Title: Spatially Stable GUI Grounding via Zoom Consistency Loss
Authors: Moon Ye-bin (POSTECH), Jiyeon Son (KAIST), Tae-Hyun Oh (KAIST)
GUI grounding, the task of localizing target UI elements from natural language instructions on a screenshot, is a core capability for GUI agents, yet remains challenging due to dense layouts and small elements in high-resolution interfaces. While inference-time zoom methods improve accuracy by re-running inference on cropped regions, they require multiple forward passes per grounding call, making them costly for multi-step agent deployment. Through controlled experiments, we find that models already possess sufficient visual understanding of target elements; what they lack is stable spatial focus under cluttered, high-resolution inputs, a problem we term spatial instability. To address this, we propose a Zoom Consistency Loss, a lightweight auxiliary training objective that enforces agreement between predictions on the original screenshot and on zoomed crops of the same image. At inference time, the model requires only a single forward pass with no additional overhead. Experiments across multiple benchmarks show consistent improvements, with particularly strong gains on the high-resolution ScreenSpot-Pro dataset (+3.80), demonstrating zoom consistency as an effective regularizer for spatially stable grounding.
Title: From Numbers to Narratives: Goal-Oriented Summarization of Machine Learning Model Differences
Authors: Nam Hyeon-Woo (POSTECH), Tae-Hyun Oh (KAIST), Zeynep Akata (Technical University of Munich), Stephan Alaniz (Télécom Paris, Institut Polytechnique de Paris)

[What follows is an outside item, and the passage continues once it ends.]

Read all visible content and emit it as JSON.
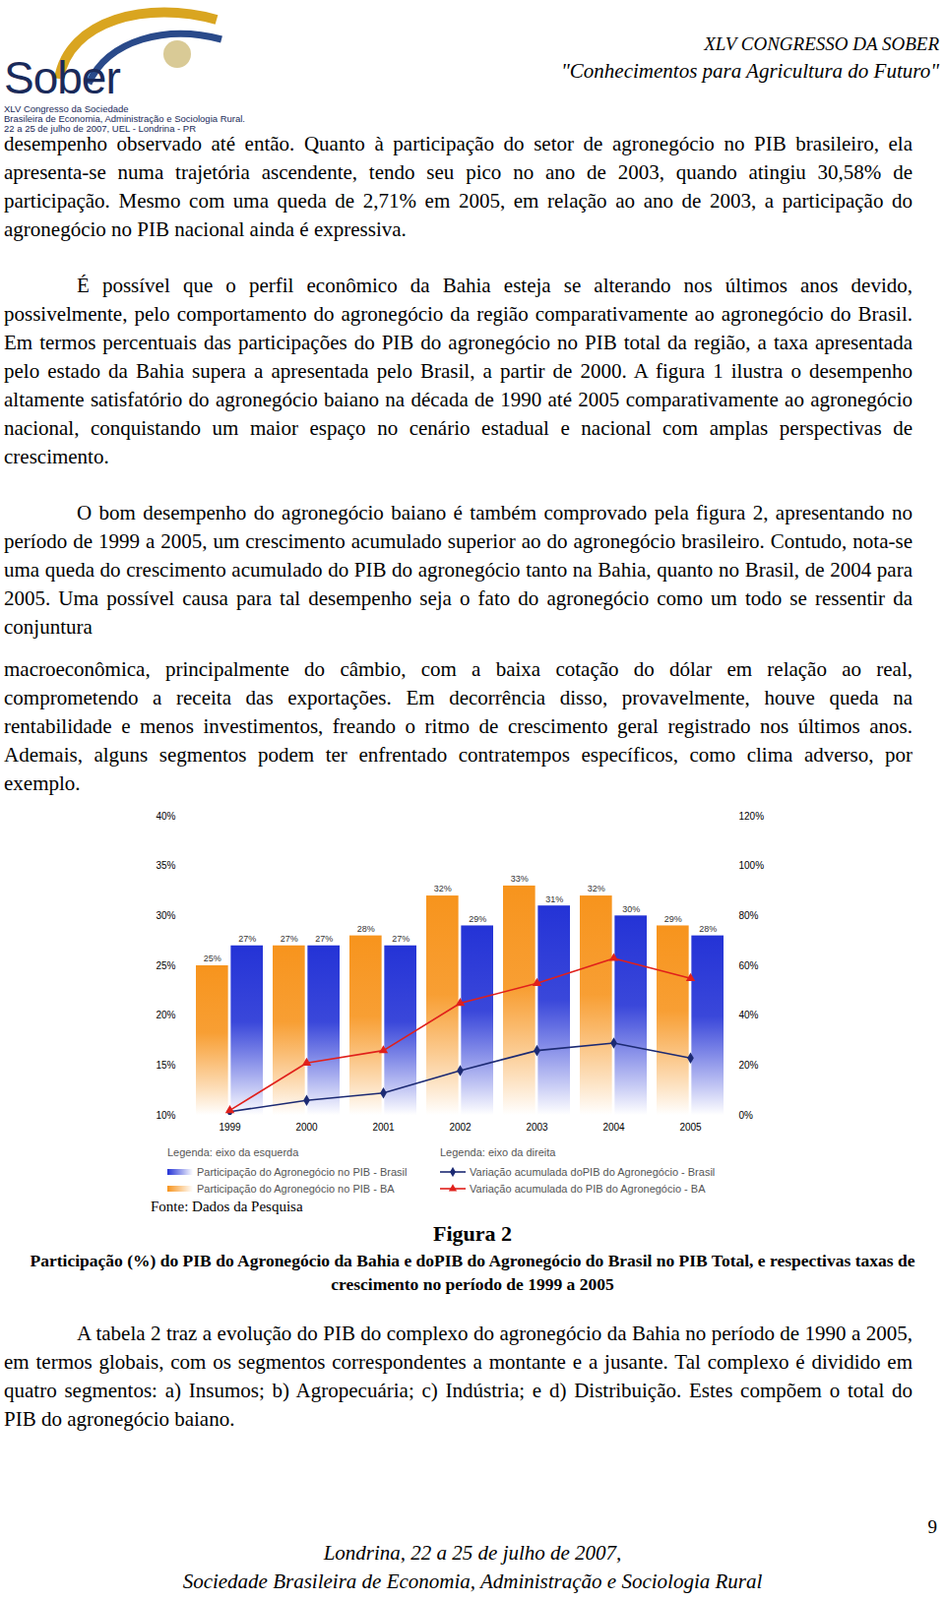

Non-experts can now obtain natural-language explanations of how two ML models differ by feeding numerical results to an LLM-based agent. However, naively prompting an LLM often omits critical conditions, and non-experts often cannot easily detect these omissions, which can mislead downstream conclusions. We formulate this as goal-oriented summarization and propose Condenser, an iterative method that optimizes an explanation against two objectives: Completeness (faithfulness to observed differences) and Density (informativeness per unit length). Condenser+ extends Condenser with an LLM-based Explorer that actively selects conditions to evaluate. On four settings of increasing complexity (Colored MNIST, Fitzpatrick17k, Dollar Street, and open-condition gender classification), our methods produce concise and complete explanations. They also support downstream LLM tasks, prompt refinement on CelebA and subset benchmarking on Flickr30K, where measurable improvements further validate the effectiveness of our method. Goal-oriented summarization thus yields explanations that are concise, complete, and useful for downstream LLM tasks.